Spanish stocks lost 1.2 per cent, lagging the most across major country indexes, hurt by a 4.1 per cent slide in Santander shares.

The euro zone’s biggest lender said net profit fell 75 per cent due to one-off charges in the UK.

Another disappointment was Swiss lender Credit Suisse, which shed 2.6 per cent after issuing a cautious 2020 outlook.

Market participants took heart from a warmer tone around  US-China trade relations after the White House said the Trump administration still expects to sign an initial trade agreement with China next month despite the cancellation of the APEC summit in Chile where officials had hoped to finalise the pact.

All eyes are now on the  US Federal Reserve’s decision on interest rates at 1800 GMT, with a cut in borrowing costs for the third time this year almost certain.

Italian-American carmaker Fiat Chrysler confirmed it was in merger talks with French rival PSA on a deal that would reshape the global industry.

Shares of both companies rose 9.5 per cent and 4.5 per cent respectively, with Peugeot hitting an 11-year high. Shares in another French carmaker, Renault, which was in talks with Fiat earlier this year about a similar deal, slid 4 per cent.

Among other stocks, Italian tyre-maker Pirelli slumped 10.7 per cent, to the bottom of STOXX 600, after lowering its guidance on operating profit margin and cash flow, and as it said it would delay the presentation of its new business plan in a worsening market scenario.

North America

Wall Street gained ground and US Treasury yields fell on Wednesday after the Federal Reserve signalled a pause in the current easing cycle following the expected announcement of a rate cut.

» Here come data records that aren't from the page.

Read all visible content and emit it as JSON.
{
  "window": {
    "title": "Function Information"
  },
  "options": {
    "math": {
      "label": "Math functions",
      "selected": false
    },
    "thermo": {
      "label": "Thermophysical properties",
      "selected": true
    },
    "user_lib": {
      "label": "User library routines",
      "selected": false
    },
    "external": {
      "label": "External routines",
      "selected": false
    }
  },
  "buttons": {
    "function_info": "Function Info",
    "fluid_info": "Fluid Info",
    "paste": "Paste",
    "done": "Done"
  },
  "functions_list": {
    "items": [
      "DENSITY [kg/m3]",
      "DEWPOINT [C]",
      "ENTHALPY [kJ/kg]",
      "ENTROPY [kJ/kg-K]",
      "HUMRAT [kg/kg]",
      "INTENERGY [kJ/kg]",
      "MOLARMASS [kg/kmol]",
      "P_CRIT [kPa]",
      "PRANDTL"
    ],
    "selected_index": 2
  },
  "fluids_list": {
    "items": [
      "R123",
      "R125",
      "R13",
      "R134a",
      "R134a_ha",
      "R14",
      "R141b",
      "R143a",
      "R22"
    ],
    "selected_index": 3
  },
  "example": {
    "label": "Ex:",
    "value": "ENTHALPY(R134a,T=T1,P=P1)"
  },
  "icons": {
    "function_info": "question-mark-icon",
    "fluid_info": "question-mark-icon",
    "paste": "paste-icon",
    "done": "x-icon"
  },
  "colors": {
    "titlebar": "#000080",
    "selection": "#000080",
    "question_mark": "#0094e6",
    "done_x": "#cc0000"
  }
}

At the conclusion of its two-day monetary policy meeting, the Fed cut key interest rates for the third time this year. “We believe that monetary policy is in a good place,” Fed Chair Jerome Powell said in a news conference.

Stocks retraced losses from earlier, when a spate of mixed corporate earnings and a decline in the  US GDP growth rate kept investors cautious.

The Commerce Department’s advance reading of third-quarter GDP showed the  US economy expanded at a 1.9 per cent annual rate, down from 2 per cent in the second quarter but beating the 1.6 per cent growth rate analysts expected.

The Dow Jones Industrial Average rose 115.27 points, or 0.43 per cent, to 27,186.69, the S&P 500 gained 9.88 points, or 0.33 per cent, to 3,046.77 and the Nasdaq Composite added 27.12 points, or 0.33 per cent, to 8,303.98.

The pan-European STOXX 600 index rose 0.08 per cent and MSCI’s gauge of stocks across the globe gained 0.23 per cent.

However, emerging market stocks lost 0.10 per cent. MSCI's broadest index of Asia-Pacific shares outside Japan closed 0.11 per cent lower, while Japan's Nikkei lost 0.57 per cent.

The  US Treasury yields dropped following the Fed’s announcement.